Jules Verne

Or, ces forêts, enlisées au temps des énormes convulsions qui ébranlaient le globe avant qu'il n'eût pris son assise définitive, avaient certainement dû se transformer en houillères, sous l'action du temps, des eaux et de la chaleur interne. Donc, rien de plus admissible que cette hypothèse, d'après laquelle le domaine polaire serait riche en gisements de houille, prêts à s'ouvrir sous la rivelaine du mineur.

De plus, il y avait des faits ­ des faits indéniables. Ces esprits positifs, qui ne veulent point tabler sur de simples probabilités, ne pouvaient les mettre en doute, et ils étaient de nature à autoriser la recherche des différentes variétés de charbon à la surface des régions boréales.

Et c'est là précisément ce dont le major Donellan et son secrétaire s'entretenaient ensemble, quelques jours après, dans le plus sombre recoin de la taverne des _Two Friends_.

« Eh! disait Dean Toodrink, est-ce que ce Barbicane ­ que Berry pende un jour ­ aurait raison?

- C'est probable, répondit le major Donellan, et j'ajouterai même que cela doit être certain.

- Mais, alors, il y aurait des fortunes à gagner en exploitant les régions polaires!

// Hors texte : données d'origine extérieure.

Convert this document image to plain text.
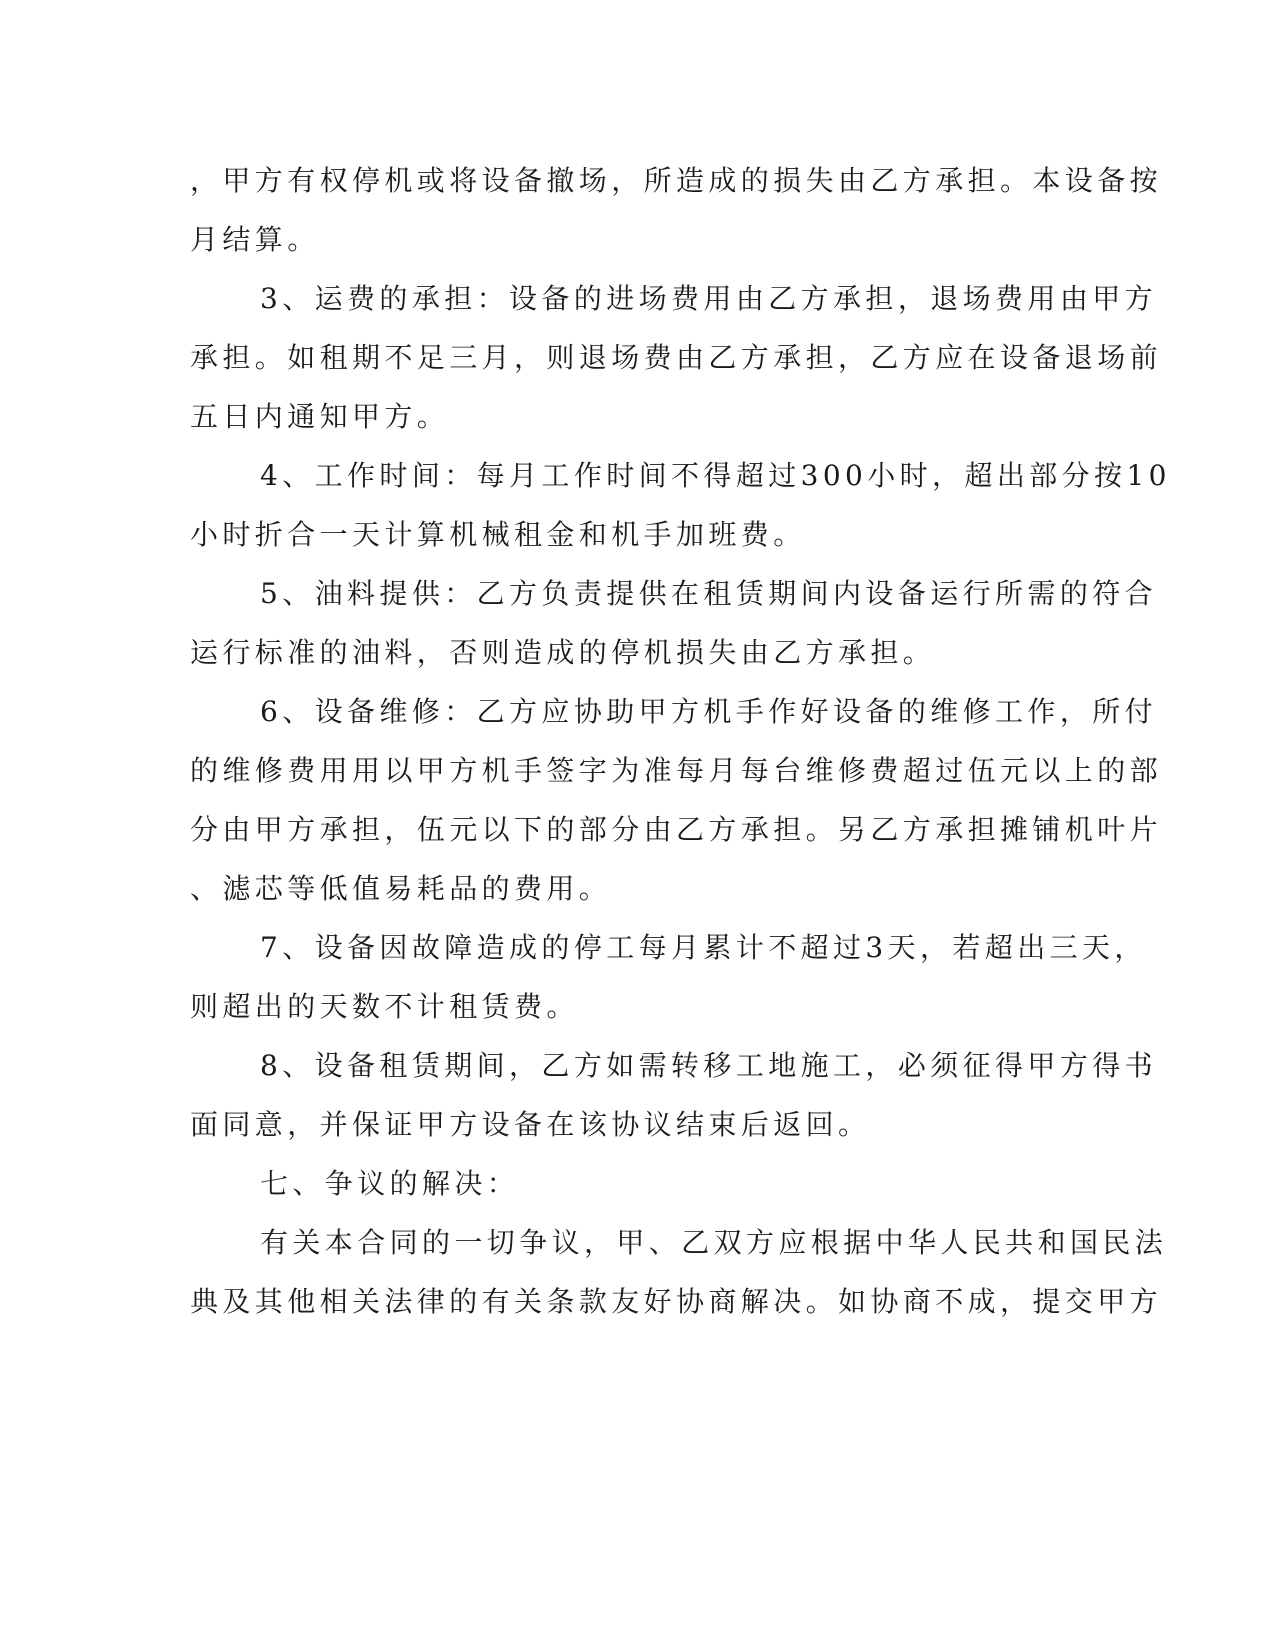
，甲方有权停机或将设备撤场，所造成的损失由乙方承担。本设备按
月结算。
3、运费的承担：设备的进场费用由乙方承担，退场费用由甲方
承担。如租期不足三月，则退场费由乙方承担，乙方应在设备退场前
五日内通知甲方。
4、工作时间：每月工作时间不得超过300小时，超出部分按10
小时折合一天计算机械租金和机手加班费。
5、油料提供：乙方负责提供在租赁期间内设备运行所需的符合
运行标准的油料，否则造成的停机损失由乙方承担。
6、设备维修：乙方应协助甲方机手作好设备的维修工作，所付
的维修费用用以甲方机手签字为准每月每台维修费超过伍元以上的部
分由甲方承担，伍元以下的部分由乙方承担。另乙方承担摊铺机叶片
、滤芯等低值易耗品的费用。
7、设备因故障造成的停工每月累计不超过3天，若超出三天，
则超出的天数不计租赁费。
8、设备租赁期间，乙方如需转移工地施工，必须征得甲方得书
面同意，并保证甲方设备在该协议结束后返回。
七、争议的解决：
有关本合同的一切争议，甲、乙双方应根据中华人民共和国民法
典及其他相关法律的有关条款友好协商解决。如协商不成，提交甲方
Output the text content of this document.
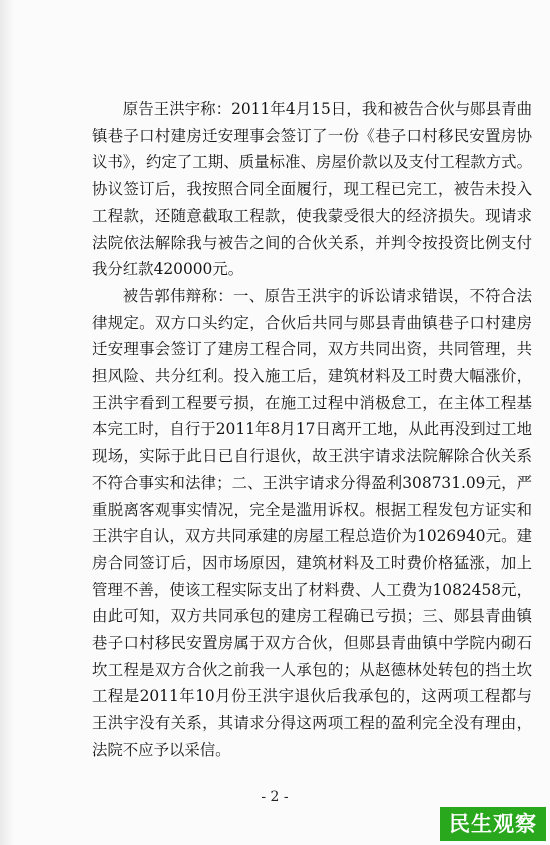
原告王洪宇称：2011年4月15日，我和被告合伙与郧县青曲镇巷子口村建房迁安理事会签订了一份《巷子口村移民安置房协议书》，约定了工期、质量标准、房屋价款以及支付工程款方式。协议签订后，我按照合同全面履行，现工程已完工，被告未投入工程款，还随意截取工程款，使我蒙受很大的经济损失。现请求法院依法解除我与被告之间的合伙关系，并判令按投资比例支付我分红款420000元。

被告郭伟辩称：一、原告王洪宇的诉讼请求错误，不符合法律规定。双方口头约定，合伙后共同与郧县青曲镇巷子口村建房迁安理事会签订了建房工程合同，双方共同出资，共同管理，共担风险、共分红利。投入施工后，建筑材料及工时费大幅涨价，王洪宇看到工程要亏损，在施工过程中消极怠工，在主体工程基本完工时，自行于2011年8月17日离开工地，从此再没到过工地现场，实际于此日已自行退伙，故王洪宇请求法院解除合伙关系不符合事实和法律；二、王洪宇请求分得盈利308731.09元，严重脱离客观事实情况，完全是滥用诉权。根据工程发包方证实和王洪宇自认，双方共同承建的房屋工程总造价为1026940元。建房合同签订后，因市场原因，建筑材料及工时费价格猛涨，加上管理不善，使该工程实际支出了材料费、人工费为1082458元，由此可知，双方共同承包的建房工程确已亏损；三、郧县青曲镇巷子口村移民安置房属于双方合伙，但郧县青曲镇中学院内砌石坎工程是双方合伙之前我一人承包的；从赵德林处转包的挡土坎工程是2011年10月份王洪宇退伙后我承包的，这两项工程都与王洪宇没有关系，其请求分得这两项工程的盈利完全没有理由，法院不应予以采信。

- 2 -
民生观察
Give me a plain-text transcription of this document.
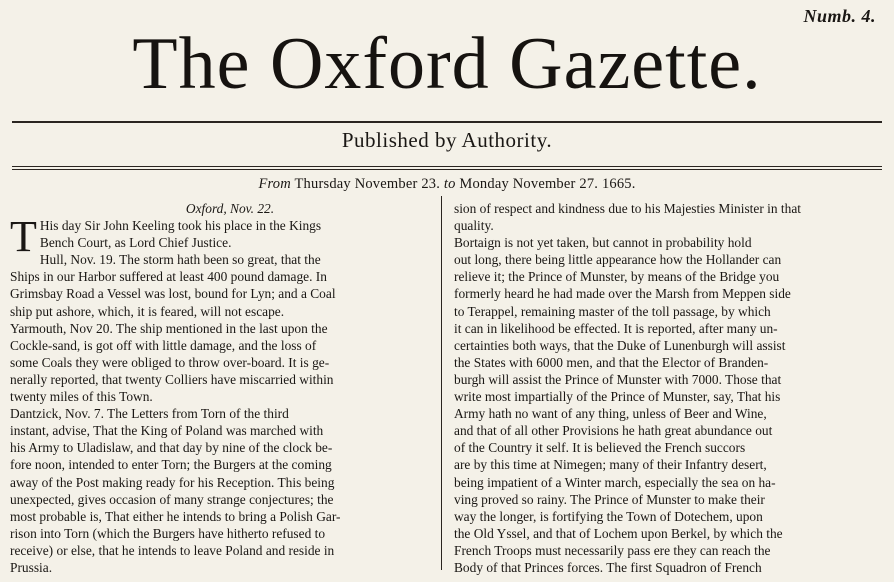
Numb. 4.
The Oxford Gazette.
Published by Authority.
From Thursday November 23. to Monday November 27. 1665.
Oxford, Nov. 22.
T His day Sir John Keeling took his place in the Kings
Bench Court, as Lord Chief Justice.
Hull, Nov. 19. The storm hath been so great, that the
Ships in our Harbor suffered at least 400 pound damage. In
Grimsbay Road a Vessel was lost, bound for Lyn; and a Coal
ship put ashore, which, it is feared, will not escape.
Yarmouth, Nov 20. The ship mentioned in the last upon the
Cockle-sand, is got off with little damage, and the loss of
some Coals they were obliged to throw over-board. It is ge-
nerally reported, that twenty Colliers have miscarried within
twenty miles of this Town.
Dantzick, Nov. 7. The Letters from Torn of the third
instant, advise, That the King of Poland was marched with
his Army to Uladislaw, and that day by nine of the clock be-
fore noon, intended to enter Torn; the Burgers at the coming
away of the Post making ready for his Reception. This being
unexpected, gives occasion of many strange conjectures; the
most probable is, That either he intends to bring a Polish Gar-
rison into Torn (which the Burgers have hitherto refused to
receive) or else, that he intends to leave Poland and reside in
Prussia.
sion of respect and kindness due to his Majesties Minister in that
quality.
Bortaign is not yet taken, but cannot in probability hold
out long, there being little appearance how the Hollander can
relieve it; the Prince of Munster, by means of the Bridge you
formerly heard he had made over the Marsh from Meppen side
to Terappel, remaining master of the toll passage, by which
it can in likelihood be effected. It is reported, after many un-
certainties both ways, that the Duke of Lunenburgh will assist
the States with 6000 men, and that the Elector of Branden-
burgh will assist the Prince of Munster with 7000. Those that
write most impartially of the Prince of Munster, say, That his
Army hath no want of any thing, unless of Beer and Wine,
and that of all other Provisions he hath great abundance out
of the Country it self. It is believed the French succors
are by this time at Nimegen; many of their Infantry desert,
being impatient of a Winter march, especially the sea on ha-
ving proved so rainy. The Prince of Munster to make their
way the longer, is fortifying the Town of Dotechem, upon
the Old Yssel, and that of Lochem upon Berkel, by which the
French Troops must necessarily pass ere they can reach the
Body of that Princes forces. The first Squadron of French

- Assurément! répondit le major. Si l'Amérique du Nord possède de vastes gisements de combustible minéral, si on en signale fréquemment de nouveaux, il n'est pas douteux qu'il en reste encore de très importants à découvrir, monsieur Toodrink. Or, les terres arctiques paraissent être une annexe de ce continent américain. Identité de formation et d'aspect. Plus particulièrement, le Groënland est un prolongement du Nouveau-Monde, et il est certain que le Groënland tient à l'Amérique…

- Comme une tête de cheval, dont il a la forme, tient au corps de l'animal, fit observer le secrétaire du major Donellan.

- J'ajoute, reprit celui-ci, que, lors de ses explorations sur le territoire groënlandais, le professeur Nordenskiöld a reconnu des formations sédimentaires, constituées par des grès et des schistes avec des intercalations de lignite, qui renferment une quantité considérable de plantes fossiles. Rien que dans le district de Diskô, le danois Stoënstrup a reconnu soixante et onze gisements, où abondent les empreintes végétales, indiscutables vestiges de cette puissante végétation, qui se groupait autrefois avec une extraordinaire intensité autour de l'axe polaire.

- Mais plus haut?… demanda Dean Toodrink.

- Plus haut, ou plus loin, dans la direction du nord, répliqua le major, la présence de la houille s'est affirmée matériellement, et il semble qu'il n'y ait qu'à se baisser pour en prendre. Donc, si le charbon est ainsi répandu à la surface de ces contrées, ne peut-on en conclure presque avec certitude que les gisements s'enfoncent jusque dans les profondeurs de la croûte terrestre? »

Il avait raison, le major Donellan. Comme il connaissait à fond la question des formations géologiques au Pôle boréal, c'était là ce qui faisait de lui le plus irritable de tous les Anglais en cette circonstance. Et peut-être eût-il longtemps parlé sur ce sujet, s'il ne se fût aperçu que les habitués de la taverne cherchaient à l'écouter. Aussi, Dean Toodrink et lui jugèrent-ils prudent de se tenir sur la réserve, après que ledit Toodrink eut fait cette dernière observation :

« N'êtes-vous pas surpris d'une chose, major Donellan?

- Et de laquelle?

- C'est que, dans cette affaire où l'on devait s'attendre à voir figurer des ingénieurs ou tout au moins des navigateurs, puisqu'il s'agit du Pôle et de ses houillères, ce soient des artilleurs qui la dirigent!

- Juste, répondit le major, et cela est bien fait pour surprendre! »

Cependant, chaque matin, les journaux revenaient à la rescousse à propos de ces gisements…

« Des gisements? Et lesquels? demanda la _Pall Mall Gazette_, dans des articles furibonds, inspirés par le haut commerce anglais, qui déblatérait contre les arguments de la _North Polar Practical Association_.

- Lesquels? répondirent les rédacteurs du _Daily-News_, de Charleston, partisans déterminés du président Barbicane.